One of the main goals of microbial oceanographers is to better understand microbial interactions with larger biogeochemical processes in the ocean. Traditionally, free-living oceanic bacterioplankton have been treated as a “black box” (i.e. all types of heterotrophic bacteria act the same way); however, this approach grossly oversimplifies microbial diversity and their associated processes. Professor Craig Carlson and his students and colleagues have been actively breaking this black box apart to better understand how specific lineages of bacterioplankton respond to varying biogeochemical patterns in the sea. In their microbial observatory project, focused in the northwestern Sargasso Sea, they have been resolving time-varying trends of members of a major clade of heterotrophic bacterioplankton called SAR11. Recent advances in fluorescent in situ hybridization (FISH) coupled with terminal restriction fragment length polymorphism (T-RFLP) have allowed them to resolve the lineage specific dynamics of SAR11. These findings indicate that at least three of the subclades that comprise SAR11 have specific physiological adaptations that govern the dynamic transitions in time and over depth, indicating that these three SAR11 subclades represent separate SAR11 ecotypes.

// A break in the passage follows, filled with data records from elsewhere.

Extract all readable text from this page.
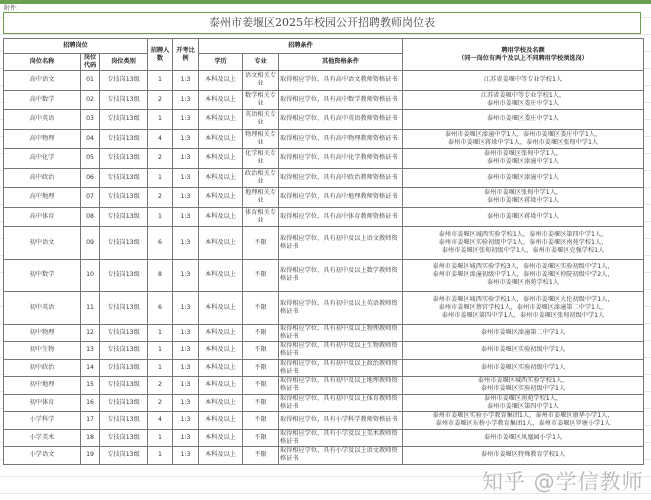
附件：
泰州市姜堰区2025年校园公开招聘教师岗位表
招聘岗位			招聘人数	开考比例	招聘条件			聘用学校及名额
（同一岗位有两个及以上不同聘用学校须选岗）

岗位名称	岗位代码	岗位类别			学历	专业	其他资格条件	
高中语文	01	专技岗13级	1	1:3	本科及以上	语文相关专业	取得相应学位，具有高中语文教师资格证书	江苏省姜堰中等专业学校1人
高中数学	02	专技岗13级	2	1:3	本科及以上	数学相关专业	取得相应学位，具有高中数学教师资格证书	江苏省姜堰中等专业学校1人，
泰州市姜堰区娄庄中学1人
高中英语	03	专技岗13级	1	1:3	本科及以上	英语相关专业	取得相应学位，具有高中英语教师资格证书	泰州市姜堰区娄庄中学1人
高中物理	04	专技岗13级	4	1:3	本科及以上	物理相关专业	取得相应学位，具有高中物理教师资格证书	泰州市姜堰区溱潼中学1人，泰州市姜堰区娄庄中学1人，
泰州市姜堰区蒋垛中学1人，泰州市姜堰区张甸中学1人
高中化学	05	专技岗13级	2	1:3	本科及以上	化学相关专业	取得相应学位，具有高中化学教师资格证书	泰州市姜堰区张甸中学1人，
泰州市姜堰区溱潼中学1人
高中政治	06	专技岗13级	1	1:3	本科及以上	政治相关专业	取得相应学位，具有高中政治教师资格证书	泰州市姜堰区溱潼中学1人
高中地理	07	专技岗13级	2	1:3	本科及以上	地理相关专业	取得相应学位，具有高中地理教师资格证书	泰州市姜堰区张甸中学1人，
泰州市姜堰区蒋垛中学1人
高中体育	08	专技岗13级	1	1:3	本科及以上	体育相关专业	取得相应学位，具有高中体育教师资格证书	泰州市姜堰区蒋垛中学1人
初中语文	09	专技岗13级	6	1:3	本科及以上	不限	取得相应学位，具有初中及以上语文教师资格证书	泰州市姜堰区城西实验学校1人，泰州市姜堰区第四中学1人，
泰州市姜堰区实验初级中学1人，泰州市姜堰区南苑学校1人，
泰州市姜堰区张甸初级中学1人，泰州市姜堰区克强学校1人
初中数学	10	专技岗13级	8	1:3	本科及以上	不限	取得相应学位，具有初中及以上数学教师资格证书	泰州市姜堰区城西实验学校3人，泰州市姜堰区实验初级中学1人，
泰州市姜堰区溱潼初级中学1人，泰州市姜堰区仲院初级中学2人，
泰州市姜堰区南苑学校1人
初中英语	11	专技岗13级	6	1:3	本科及以上	不限	取得相应学位，具有初中及以上英语教师资格证书	泰州市姜堰区城西实验学校1人，泰州市姜堰区大伦初级中学1人，
泰州市姜堰区蔡官学校1人，泰州市姜堰区溱潼第二中学1人，
泰州市姜堰区第四中学1人，泰州市姜堰区张甸初级中学1人
初中物理	12	专技岗13级	1	1:3	本科及以上	不限	取得相应学位，具有初中及以上物理教师资格证书	泰州市姜堰区溱潼第二中学1人
初中生物	13	专技岗13级	1	1:3	本科及以上	不限	取得相应学位，具有初中及以上生物教师资格证书	泰州市姜堰区实验初级中学1人
初中政治	14	专技岗13级	1	1:3	本科及以上	不限	取得相应学位，具有初中及以上政治教师资格证书	泰州市姜堰区实验初级中学1人
初中地理	15	专技岗13级	2	1:3	本科及以上	不限	取得相应学位，具有初中及以上地理教师资格证书	泰州市姜堰区城西实验学校1人，
泰州市姜堰区实验初级中学1人
初中体育	16	专技岗13级	2	1:3	本科及以上	不限	取得相应学位，具有初中及以上体育教师资格证书	泰州市姜堰区南苑学校1人，
泰州市姜堰区第四中学1人
小学科学	17	专技岗13级	4	1:3	本科及以上	不限	取得相应学位，具有小学科学教师资格证书	泰州市姜堰区实验小学教育集团1人，泰州市姜堰区康华小学1人，
泰州市姜堰区东桥小学教育集团1人，泰州市姜堰区罗塘小学1人
小学美术	18	专技岗13级	1	1:3	本科及以上	不限	取得相应学位，具有小学及以上美术教师资格证书	泰州市姜堰区凤凰园小学1人
小学语文	19	专技岗13级	1	1:3	本科及以上	不限	取得相应学位，具有小学及以上语文教师资格证书	泰州市姜堰区特殊教育学校1人
知乎 @学信教师
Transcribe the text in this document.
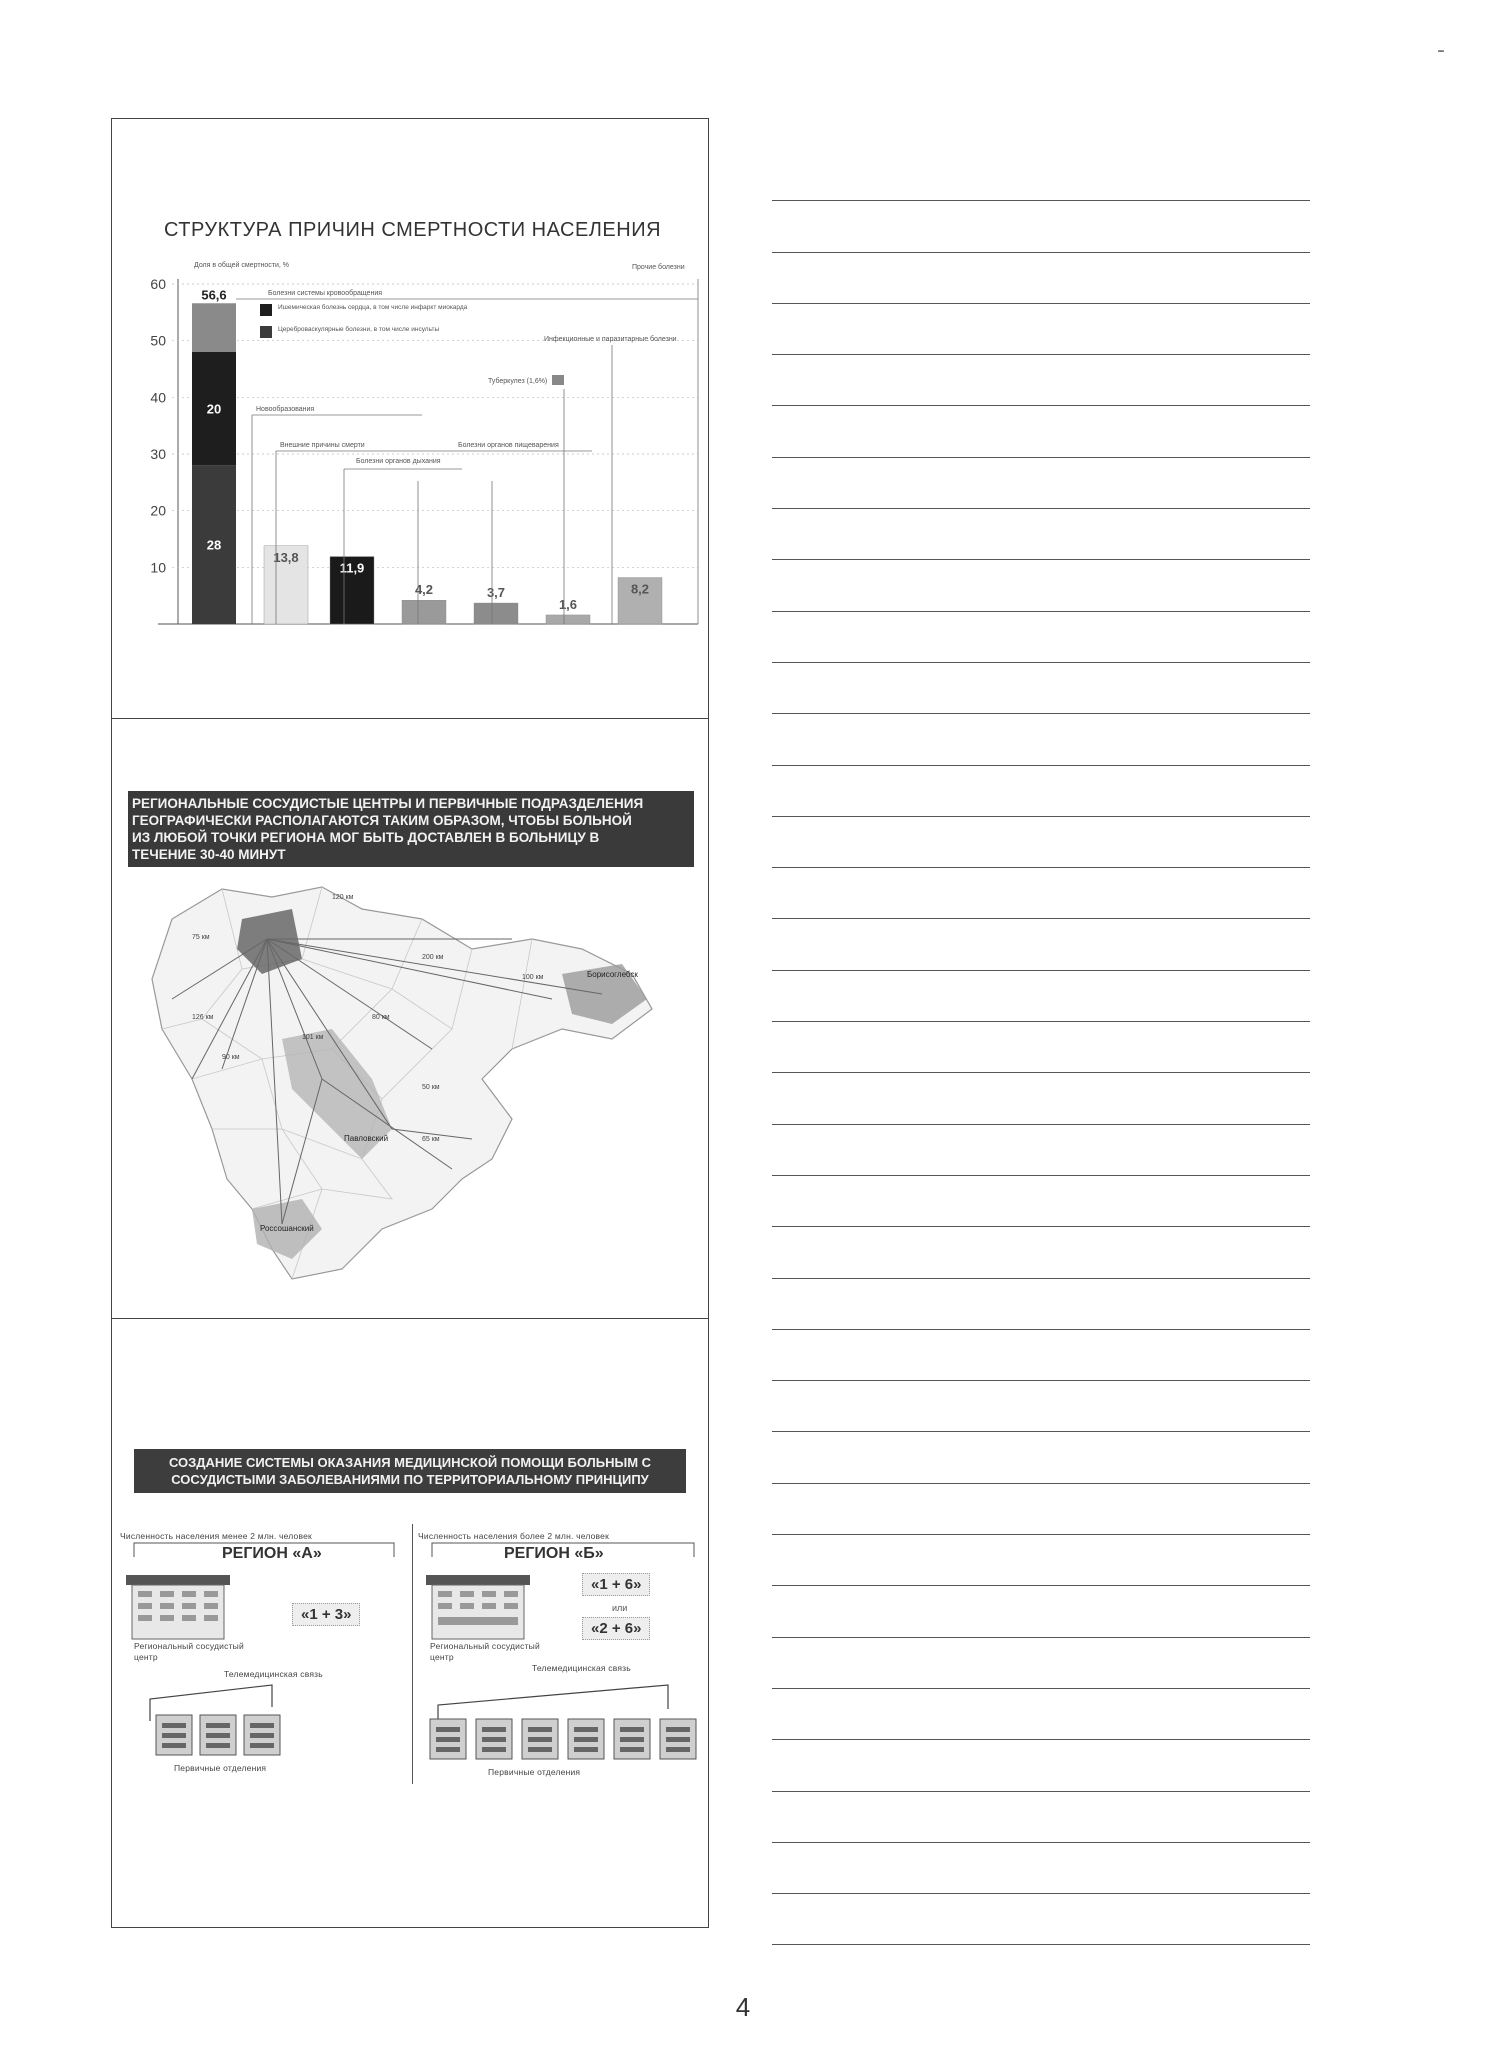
-
СТРУКТУРА ПРИЧИН СМЕРТНОСТИ НАСЕЛЕНИЯ
10
20
30
40
50
60
28
20
56,6
13,8
11,9
4,2	3,7
1,6
8,2
Доля в общей смертности, %
Болезни системы кровообращения
Прочие болезни
Ишемическая болезнь сердца, в том числе инфаркт миокарда
Цереброваскулярные болезни, в том числе инсульты
Инфекционные и паразитарные болезни
Туберкулез (1,6%)
Новообразования
Внешние причины смерти
Болезни органов дыхания
Болезни органов пищеварения
РЕГИОНАЛЬНЫЕ СОСУДИСТЫЕ ЦЕНТРЫ И ПЕРВИЧНЫЕ ПОДРАЗДЕЛЕНИЯ
ГЕОГРАФИЧЕСКИ РАСПОЛАГАЮТСЯ ТАКИМ ОБРАЗОМ, ЧТОБЫ БОЛЬНОЙ
ИЗ ЛЮБОЙ ТОЧКИ РЕГИОНА МОГ БЫТЬ ДОСТАВЛЕН В БОЛЬНИЦУ В
ТЕЧЕНИЕ 30-40 МИНУТ
75 км
126 км
90 км
101 км
120 км
200 км
80 км
50 км
65 км
100 км	Борисоглебск
Россошанский
Павловский
СОЗДАНИЕ СИСТЕМЫ ОКАЗАНИЯ МЕДИЦИНСКОЙ ПОМОЩИ БОЛЬНЫМ С
СОСУДИСТЫМИ ЗАБОЛЕВАНИЯМИ ПО ТЕРРИТОРИАЛЬНОМУ ПРИНЦИПУ
Численность населения менее 2 млн. человек	Численность населения более 2 млн. человек
РЕГИОН «А»	РЕГИОН «Б»
Региональный сосудистый центр
«1 + 3»
Телемедицинская связь
Первичные отделения
Региональный сосудистый центр
«1 + 6»
или
«2 + 6»
Телемедицинская связь
Первичные отделения
4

Figure above. Contour plots of SAR11 ecotype cell densities in the surface 300 m in the northwestern Sargasso Sea from 2003 through 2005 for SAR11 ecotype Ia (a), Ib (b) and II (c). The data reported in this figure were modeled from the quantitative FISH data in combination with relative contribution data from T-RFLP patterns. White dashed line represents the dynamics of the mixed layer depth and is used to display the distribution patterns in the context of water column mixing and stratification.
These studies are helping to reveal the influence of microorganisms on global biological and geochemical cycles, and are also providing the tools and baseline data necessary for realistically assessing the impacts of man-made and naturally occurring environmental change. In addition, the recognition of previously unrecognized marine biodiversity is providing a rich resource for new development of biotechnological products and processes.
Extending such efforts to macroscopic ocean flora and fauna, researchers at UCSB are involved in an international effort to annotate the genome of the California purple sea urchin, an organism that serves as an excellent biomedical model system as well as being an integral component of the marine benthic community. These sea urchin genome consortium members at UCSB are helping to develop bioinformatic and functional genomic technologies that can be applied to genomic analyses of other marine organisms as well.